Malam harinya, pertengkaran tak terhindarkan.
“Aku capek dengan semua ini Mas,” suara Nindya pecah.
“Aku capek menanggung semua ini sendiri mari kita akhiri dan permudah!.”
Arman menyulut rokok, matanya sinis.
“Permudah?,apa yang di permudah jangan ngacau kamu.”
Nindya terdiam, dadanya sesak. Kata-kata itu seperti mengiris nadinya.
“Permudah jalanmu menemui perempuan itu , tidak perlu lagi alasan meeting dan lain lain.Tukas Nindya.
Arman mengangkat bahu.
“Kamu itu maunya apa Nindya hmm?, kamu itu istri yang tidak bersyukur.”

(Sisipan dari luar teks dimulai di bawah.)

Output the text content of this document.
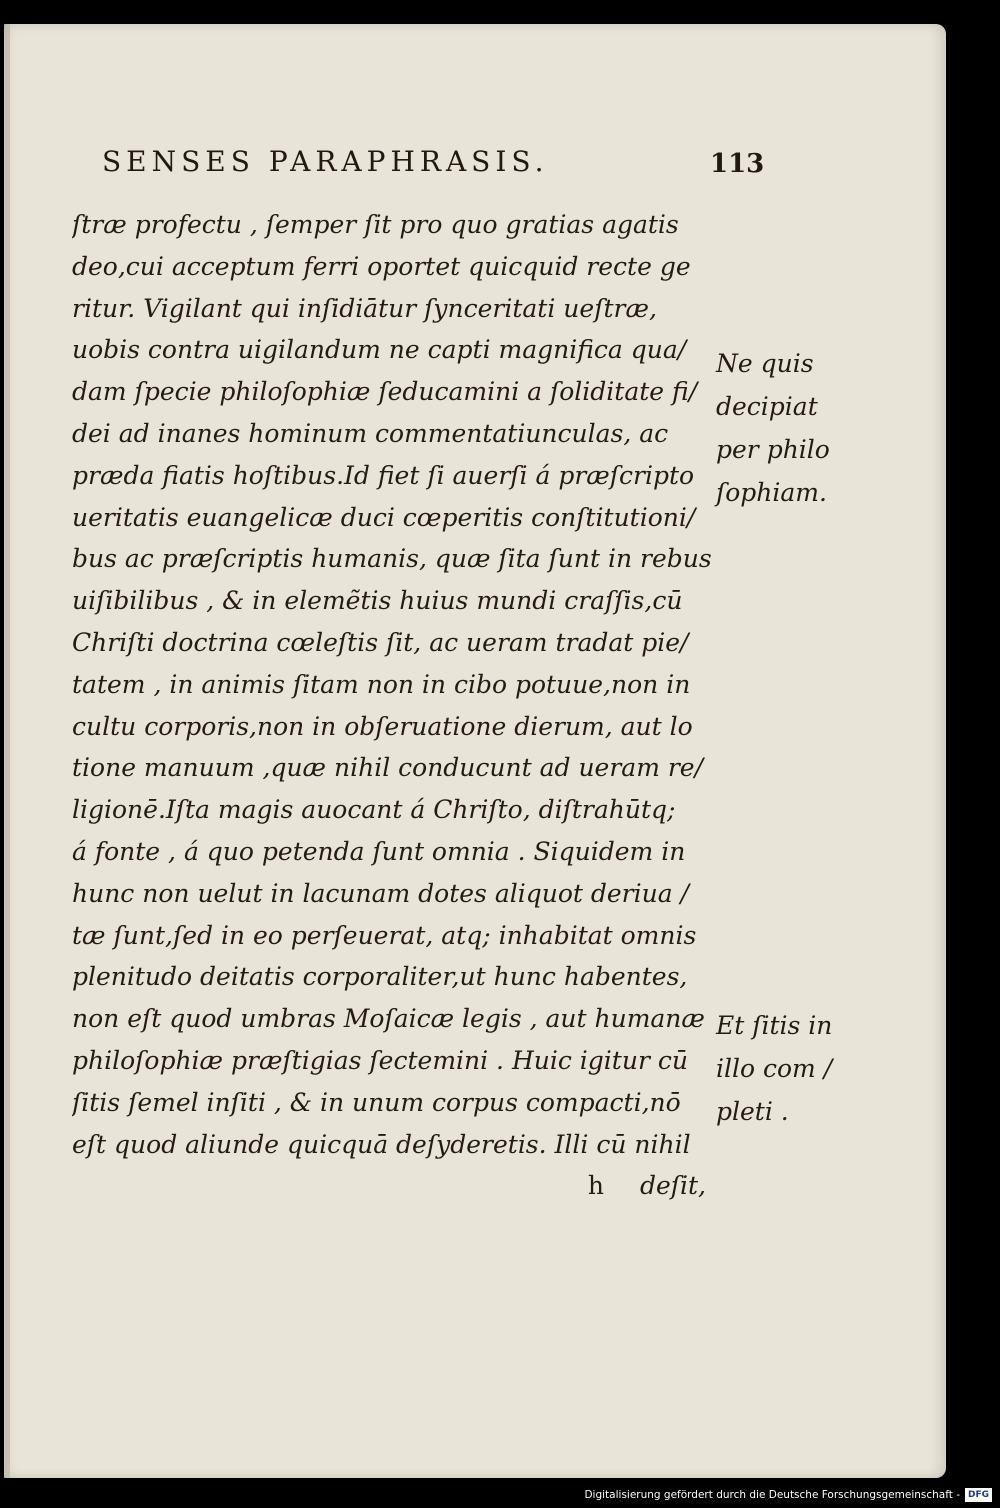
SENSES PARAPHRASIS.	113
ſtræ profectu , ſemper ſit pro quo gratias agatis
deo,cui acceptum ferri oportet quicquid recte ge
ritur. Vigilant qui inſidiātur ſynceritati ueſtræ,
uobis contra uigilandum ne capti magnifica qua/
dam ſpecie philoſophiæ ſeducamini a ſoliditate fi/
dei ad inanes hominum commentatiunculas, ac
præda fiatis hoſtibus.Id fiet ſi auerſi á præſcripto
ueritatis euangelicæ duci cœperitis conſtitutioni/
bus ac præſcriptis humanis, quæ ſita ſunt in rebus
uiſibilibus , & in elemẽtis huius mundi craſſis,cū
Chriſti doctrina cœleſtis ſit, ac ueram tradat pie/
tatem , in animis ſitam non in cibo potuue,non in
cultu corporis,non in obſeruatione dierum, aut lo
tione manuum ,quæ nihil conducunt ad ueram re/
ligionē.Iſta magis auocant á Chriſto, diſtrahūtq;
á fonte , á quo petenda ſunt omnia . Siquidem in
hunc non uelut in lacunam dotes aliquot deriua /
tæ ſunt,ſed in eo perſeuerat, atq; inhabitat omnis
plenitudo deitatis corporaliter,ut hunc habentes,
non eſt quod umbras Moſaicæ legis , aut humanæ
philoſophiæ præſtigias ſectemini . Huic igitur cū
ſitis ſemel inſiti , & in unum corpus compacti,nō
eſt quod aliunde quicquā deſyderetis. Illi cū nihil
h deſit,
Ne quis
decipiat
per philo
ſophiam.
Et ſitis in
illo com /
pleti .
Digitalisierung gefördert durch die Deutsche Forschungsgemeinschaft - DFG
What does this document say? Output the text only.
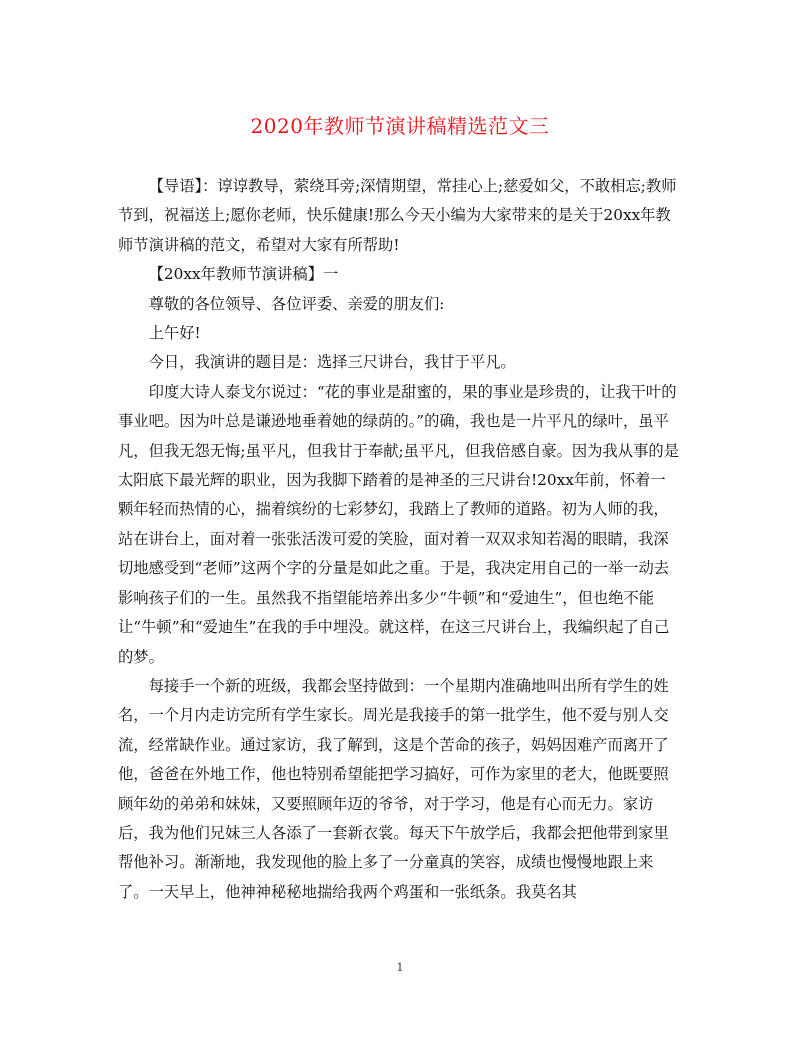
2020年教师节演讲稿精选范文三

【导语】：谆谆教导，萦绕耳旁;深情期望，常挂心上;慈爱如父，不敢相忘;教师节到，祝福送上;愿你老师，快乐健康!那么今天小编为大家带来的是关于20xx年教师节演讲稿的范文，希望对大家有所帮助!

【20xx年教师节演讲稿】一

尊敬的各位领导、各位评委、亲爱的朋友们:

上午好!

今日，我演讲的题目是：选择三尺讲台，我甘于平凡。

印度大诗人泰戈尔说过：“花的事业是甜蜜的，果的事业是珍贵的，让我干叶的事业吧。因为叶总是谦逊地垂着她的绿荫的。”的确，我也是一片平凡的绿叶，虽平凡，但我无怨无悔;虽平凡，但我甘于奉献;虽平凡，但我倍感自豪。因为我从事的是太阳底下最光辉的职业，因为我脚下踏着的是神圣的三尺讲台!20xx年前，怀着一颗年轻而热情的心，揣着缤纷的七彩梦幻，我踏上了教师的道路。初为人师的我，站在讲台上，面对着一张张活泼可爱的笑脸，面对着一双双求知若渴的眼睛，我深切地感受到“老师”这两个字的分量是如此之重。于是，我决定用自己的一举一动去影响孩子们的一生。虽然我不指望能培养出多少“牛顿”和“爱迪生”，但也绝不能让“牛顿”和“爱迪生”在我的手中埋没。就这样，在这三尺讲台上，我编织起了自己的梦。

每接手一个新的班级，我都会坚持做到：一个星期内准确地叫出所有学生的姓名，一个月内走访完所有学生家长。周光是我接手的第一批学生，他不爱与别人交流，经常缺作业。通过家访，我了解到，这是个苦命的孩子，妈妈因难产而离开了他，爸爸在外地工作，他也特别希望能把学习搞好，可作为家里的老大，他既要照顾年幼的弟弟和妹妹，又要照顾年迈的爷爷，对于学习，他是有心而无力。家访后，我为他们兄妹三人各添了一套新衣裳。每天下午放学后，我都会把他带到家里帮他补习。渐渐地，我发现他的脸上多了一分童真的笑容，成绩也慢慢地跟上来了。一天早上，他神神秘秘地揣给我两个鸡蛋和一张纸条。我莫名其

1
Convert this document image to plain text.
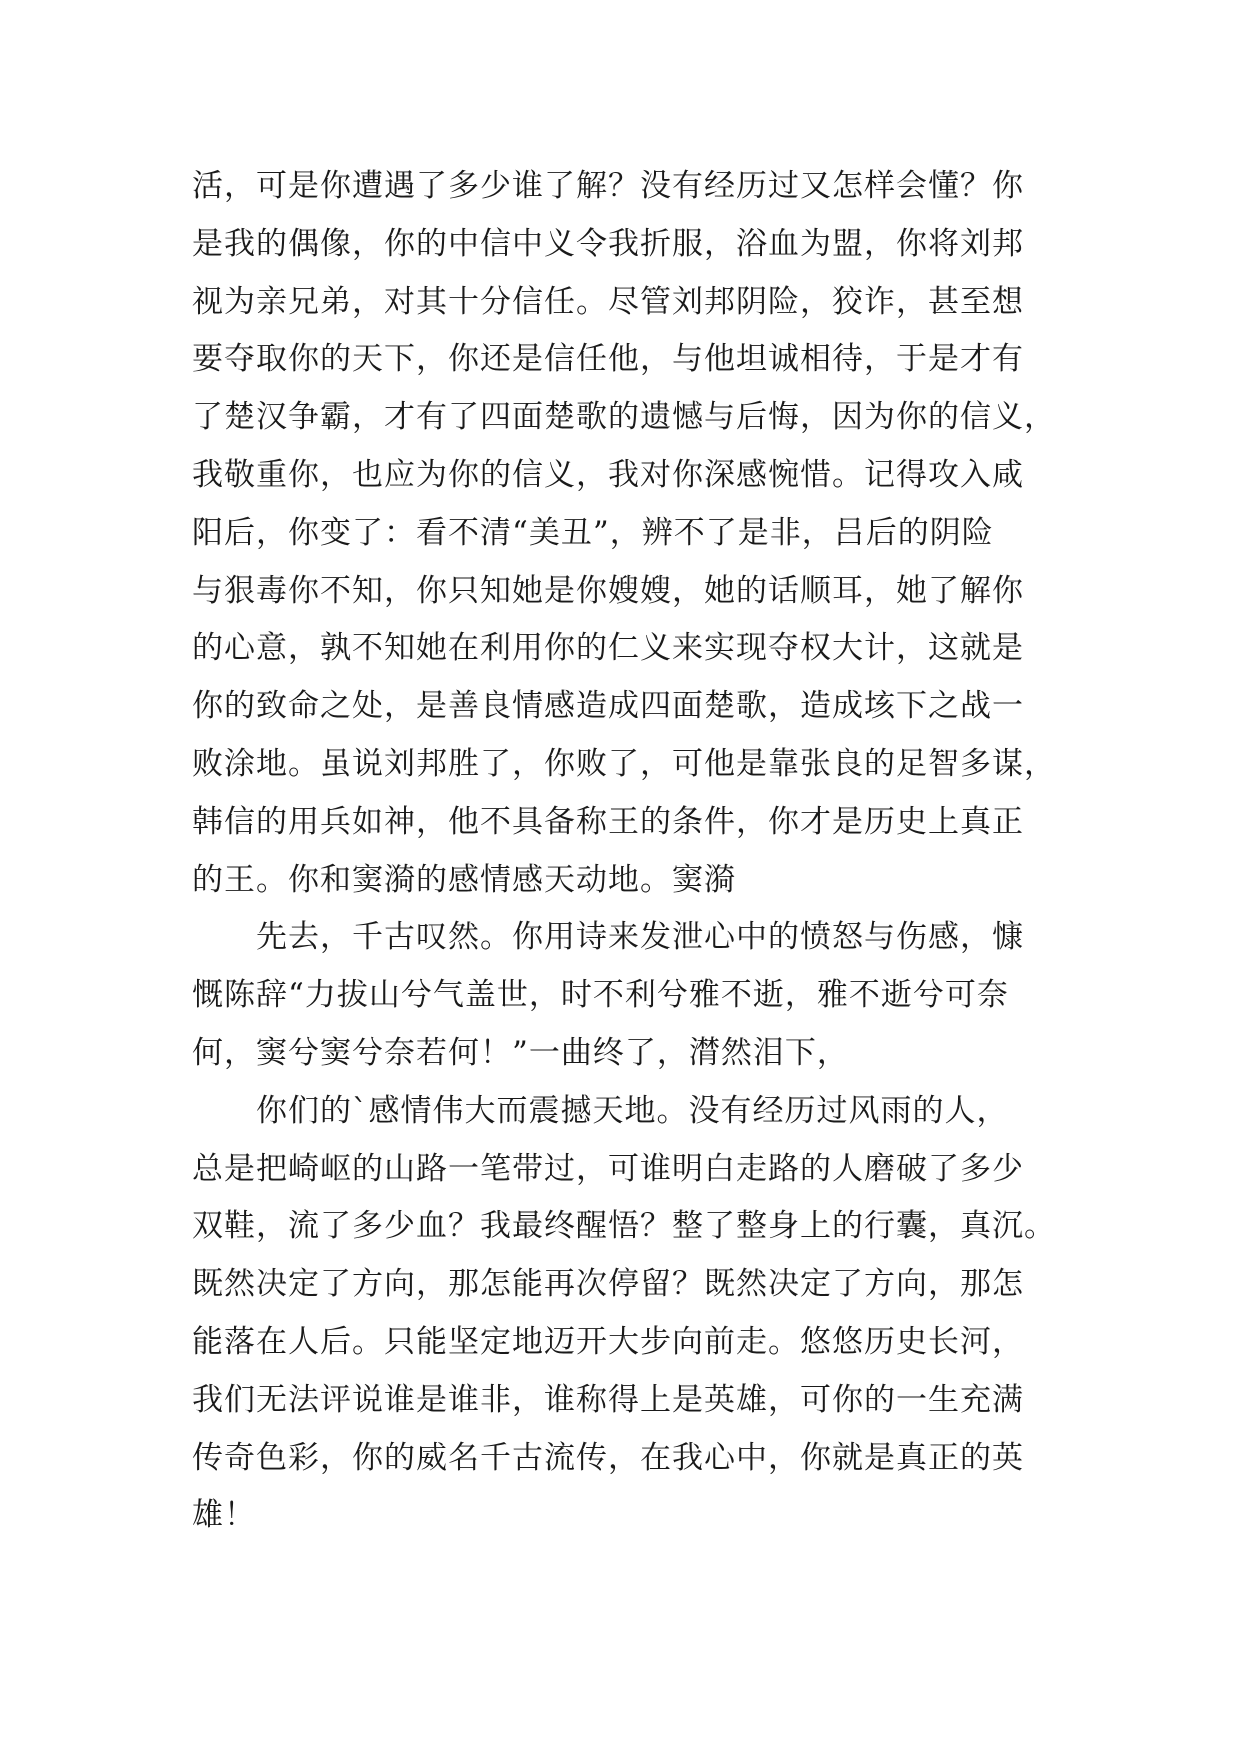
活，可是你遭遇了多少谁了解？没有经历过又怎样会懂？你
是我的偶像，你的中信中义令我折服，浴血为盟，你将刘邦
视为亲兄弟，对其十分信任。尽管刘邦阴险，狡诈，甚至想
要夺取你的天下，你还是信任他，与他坦诚相待，于是才有
了楚汉争霸，才有了四面楚歌的遗憾与后悔，因为你的信义，
我敬重你，也应为你的信义，我对你深感惋惜。记得攻入咸
阳后，你变了：看不清“美丑”，辨不了是非，吕后的阴险
与狠毒你不知，你只知她是你嫂嫂，她的话顺耳，她了解你
的心意，孰不知她在利用你的仁义来实现夺权大计，这就是
你的致命之处，是善良情感造成四面楚歌，造成垓下之战一
败涂地。虽说刘邦胜了，你败了，可他是靠张良的足智多谋，
韩信的用兵如神，他不具备称王的条件，你才是历史上真正
的王。你和窦漪的感情感天动地。窦漪
先去，千古叹然。你用诗来发泄心中的愤怒与伤感，慷
慨陈辞“力拔山兮气盖世，时不利兮雅不逝，雅不逝兮可奈
何，窦兮窦兮奈若何！”一曲终了，潸然泪下，
你们的`感情伟大而震撼天地。没有经历过风雨的人，
总是把崎岖的山路一笔带过，可谁明白走路的人磨破了多少
双鞋，流了多少血？我最终醒悟？整了整身上的行囊，真沉。
既然决定了方向，那怎能再次停留？既然决定了方向，那怎
能落在人后。只能坚定地迈开大步向前走。悠悠历史长河，
我们无法评说谁是谁非，谁称得上是英雄，可你的一生充满
传奇色彩，你的威名千古流传，在我心中，你就是真正的英
雄！
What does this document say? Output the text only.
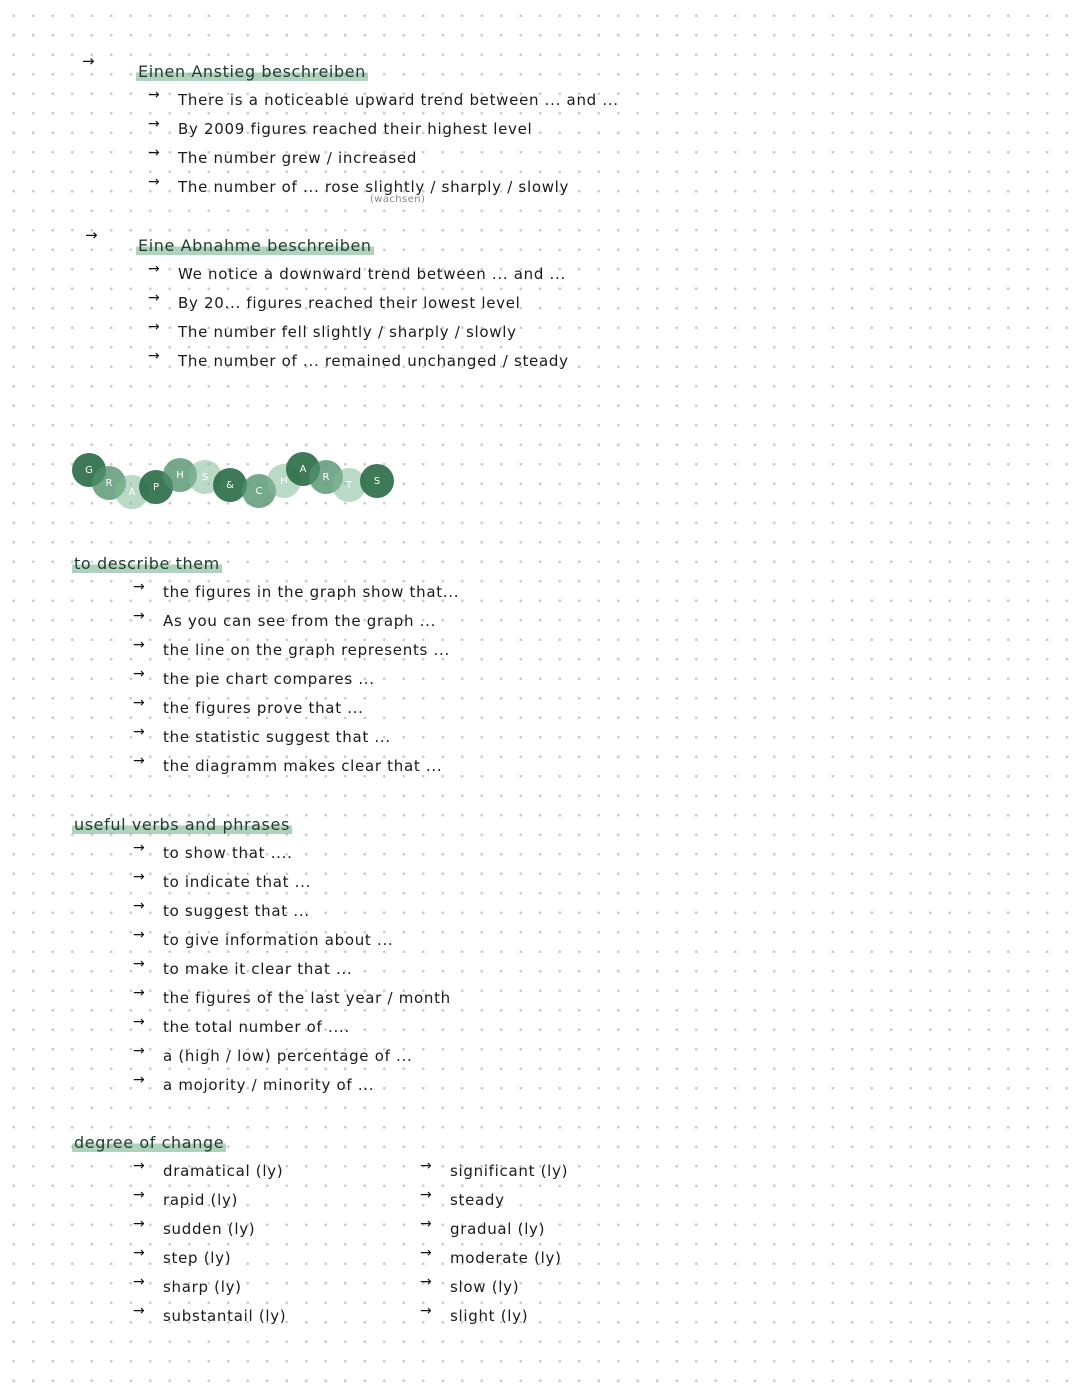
→
Einen Anstieg beschreiben
→ There is a noticeable upward trend between ... and ...
→ By 2009 figures reached their highest level
→ The number grew / increased
→ The number of ... rose slightly / sharply / slowly
(wachsen)
→
Eine Abnahme beschreiben
→ We notice a downward trend between ... and ...
→ By 20... figures reached their lowest level
→ The number fell slightly / sharply / slowly
→ The number of ... remained unchanged / steady
G
R
A P
H S
&
C
H
A
R
T S
to describe them
→ the figures in the graph show that...
→ As you can see from the graph ...
→ the line on the graph represents ...
→ the pie chart compares ...
→ the figures prove that ...
→ the statistic suggest that ...
→ the diagramm makes clear that ...
useful verbs and phrases
→ to show that ....
→ to indicate that ...
→ to suggest that ...
→ to give information about ...
→ to make it clear that ...
→ the figures of the last year / month
→ the total number of ....
→ a (high / low) percentage of ...
→ a mojority / minority of ...
degree of change
→ dramatical (ly)
→ rapid (ly)
→ sudden (ly)
→ step (ly)
→ sharp (ly)
→ substantail (ly)
→ significant (ly)
→ steady
→ gradual (ly)
→ moderate (ly)
→ slow (ly)
→ slight (ly)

“Tidak bersyukur, apa yang harus aku syukuri Mas? Bersyukur punya suami tukang selingkuh maksud kamu?.” suara Nindya bergetar.
“ Wanita manapun tidak sudi,suaminya tidur dengan perempuan lain Mas!.”
Armand berdiri, wajahnya mendekat.
“Kamu punya bukti aku tidur dengan perempuan lain?, buktikan Nindya!”Tantang Armand berang.
Dan di titik itu, Nindya tak bisa lagi menahan. Kata yang selama ini berputar-putar di kepalanya, akhirnya pecah keluar dari mulutnya.
“Kurang bukti apalagi?, aku permudah jalanmu ceraikan aku Mas.”
Ruangan mendadak sunyi. Hanya suara detak jam dinding yang terdengar. Armand terdiam beberapa detik, lalu tertawa pendek.
“Cerai?” Ia mendekat, menatap mata istrinya. “Itu yang kamu mau?, baik aku kabulkan keinginanmu.”Sahut Armand sambul mengulaskan senyum sinis.
Air mata Nindya jatuh, tapi suaranya mantap. “Terima kasih, maaf kalau selama jadi banyak kekurangan.”
Arman menghela napas, lalu meraih jaketnya. “Baiklah...siapkan alasanmu menggugat cerai kita bertemu di pengadilan”
Pintu rumah terbanting keras.
Di ruang tamu yang sunyi, Nindya berdiri dengan tubuh lemas. Matanya menatap kosong, air matanya tak berhenti mengalir. Sekalipun penuh luka, ada sesuatu yang aneh menyeruak dalam dadanya: rasa lega.
Untuk pertama kali, ia benar-benar jujur pada dirinya sendiri.
Malam itu, ia masuk ke kamar putrinya. Menatap wajah kecil yang tertidur pulas, pipinya lembut, bibirnya sedikit terbuka.
“Maafkan Mama Nak, jika jalan ini yang Mama tempuh” bisiknya lirih.
Dan untuk pertama kalinya sejak lama, Nindya merasa bahwa keputusannya, seberapa pun pahitnya, adalah awal dari sesuatu yang baru.
Beberapa minggu setelah keputusan itu, rumah yang dulu terasa sesak dengan pertengkaran kini justru terlalu sunyi.
Ruang sidang itu dingin pendingin ruangan bekerja terlalu keras, membuat Nindya merapatkan Blazer di bahunya.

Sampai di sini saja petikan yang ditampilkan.